Sunday, February 8, 2009

Prevent Virus Infections #1

Much of what is written about security issues requires you to read “between the lines” to get down to what you can do to protect your computer. Here is the lowdown in (hopefully) layman’s terms.

Many of my customers have unrealistic ideas about computer security. According to mainstream media and pundits our computers face mainly three threats:

1. Flaws in Windows being exploited by malicious people.
2. Viruses received from emails.
3. Visiting a maliciously programmed Web site.

All this is all too real but in the big picture the reasons above account only for a small percentage of infections on a home PC; the majority of infections seem to stem from something much more mundane: Downloading and/or running infected programs is the biggest and rapidly increasing risk factor.

I make my living by cleaning viruses from people’s computers and I observe this for some years now.
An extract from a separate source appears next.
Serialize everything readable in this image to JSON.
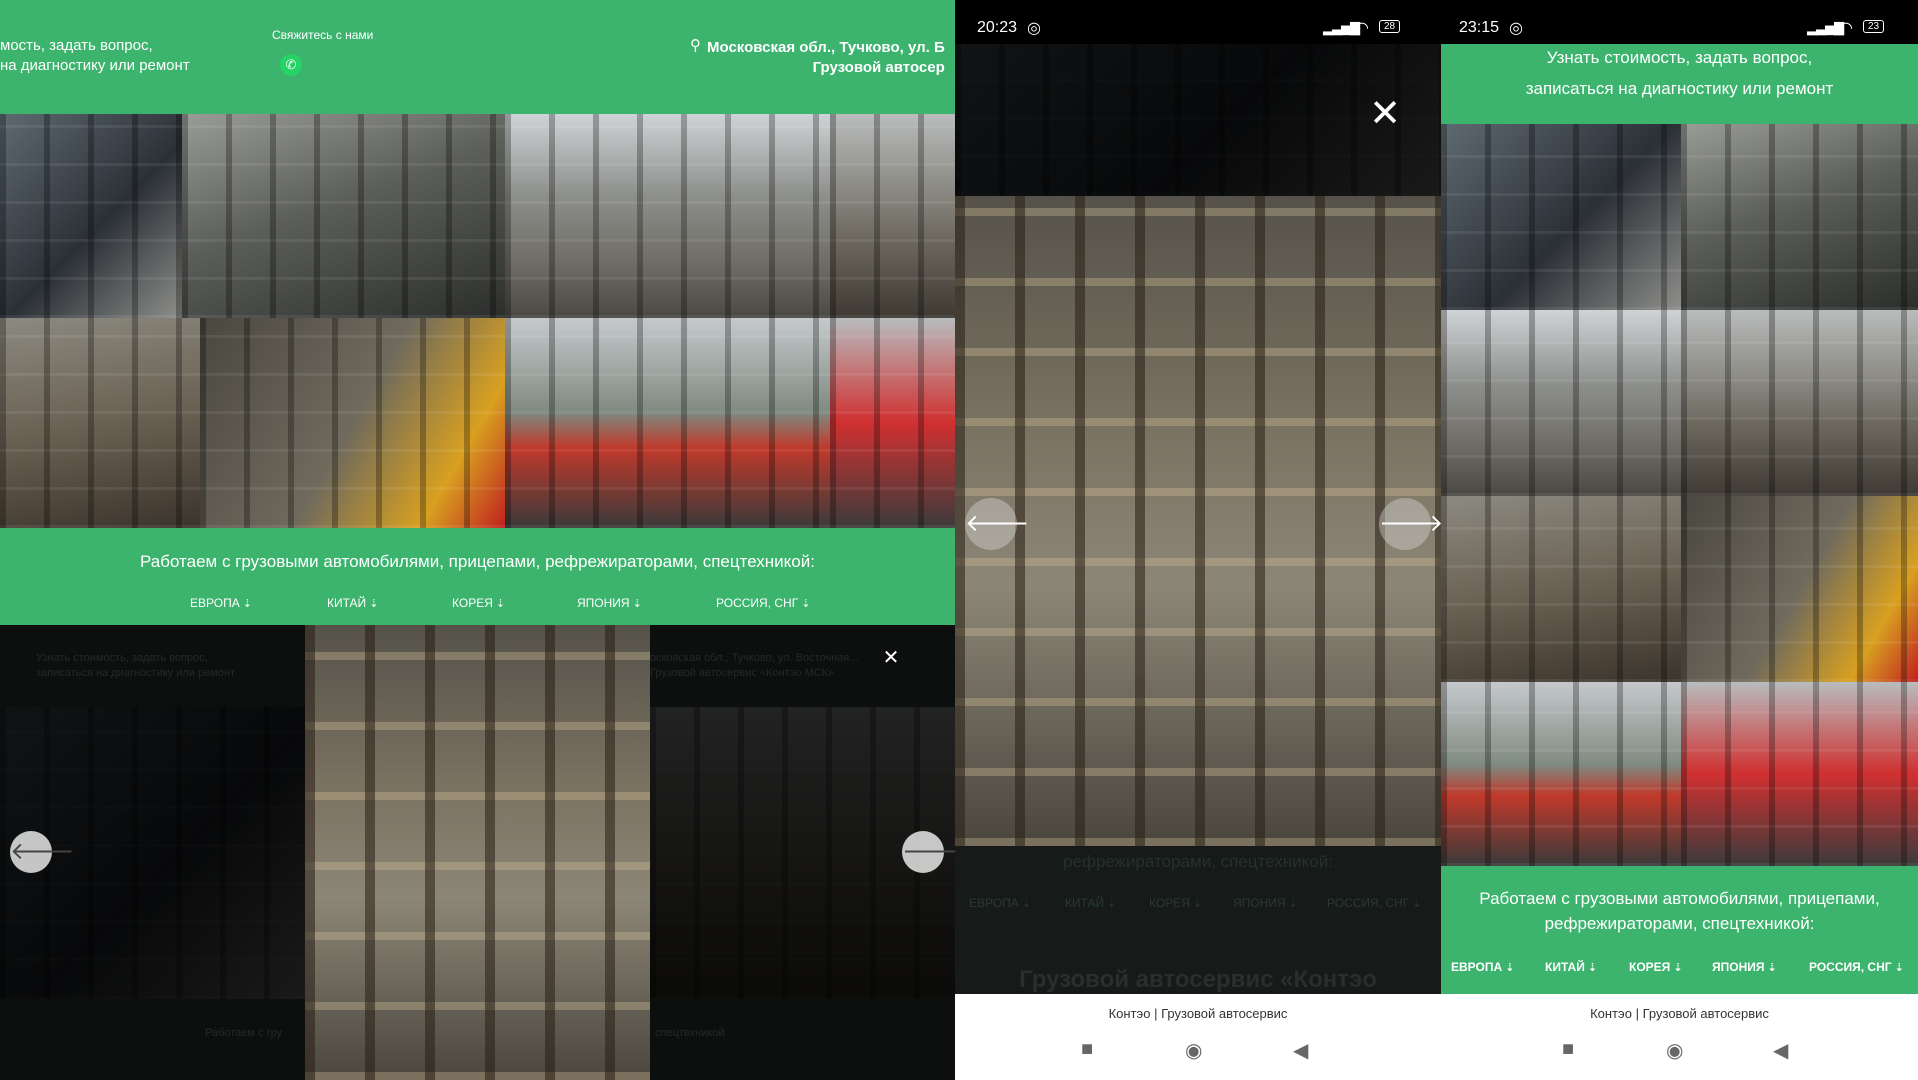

When I ask my customer when and how the problems began the answer is more often that not "after downloading a new program". Ask any tech-support person in any company; they will likely confirm this.

Security research company and software vendor Trend Micro reported that in 2008 about 63% of infections of the top 100 were caused by downloading and running programs. Infections from Email and exploits of security flaws together accounted for less than 5% of PC infections.

Free games, free utilities and free tool bars are at the top of the list of infectious programs; but any other program a web site lures you into downloading can and often will be dangerous too. Currently we see rapid growth of so called scare-ware, programs that scare you into believing your computer is infected with x number of viruses and claim to be able to "clean" your computer; generally the opposite is true. Great risks stem from pirated, that is illegally copied software and from pornography. Pirated programs tend to be very dangerous because they are widely used and quite likely virus infected.

A well known professional software tester needed virus infected software for testing anti-virus programs. He downloaded some 60 illegal copies of commercial software; 39 of these programs were virus infected; that means using any two out of three of these programs would have “killed” his computer had he run them.

I don’t mean to scare you; downloading and trying out new programs is one of the most exciting ways to use the Internet – for me at least. You just need some smarts and you need to go carefully about it. You’ll see it is not rocket science; if I can do it you can do it too! Over the years I have downloaded and tried literally hundreds of programs and never, ever gotten my computer infected.

I am not a technical super-hero or supernaturally gifted fortune-teller. I don’t know THE secret security software that takes care of all of that simply because this software does not exist! My computers have never gotten infected because I habitually apply safe computing practices. Your computer can be just as safe as mine and it is not rocket science as you will see.

Basically I have four rules:

1. Download from reputable sources ONLY!
2. Scan all downloaded files with more than one anti-virus scanner.
3. Run even only potentially suspicious programs in a sandbox.
4. Read (or analyze) the End User license agreement.

I will explain this further in Prevent Virus Infections #2 and #3.

Please note: This by no means invalidates the technical prerequisites of avoiding or mitigating risks I wrote about in my January post "Avoid or Mitigate Risks".

Continued in Prevent Virus Infections #2.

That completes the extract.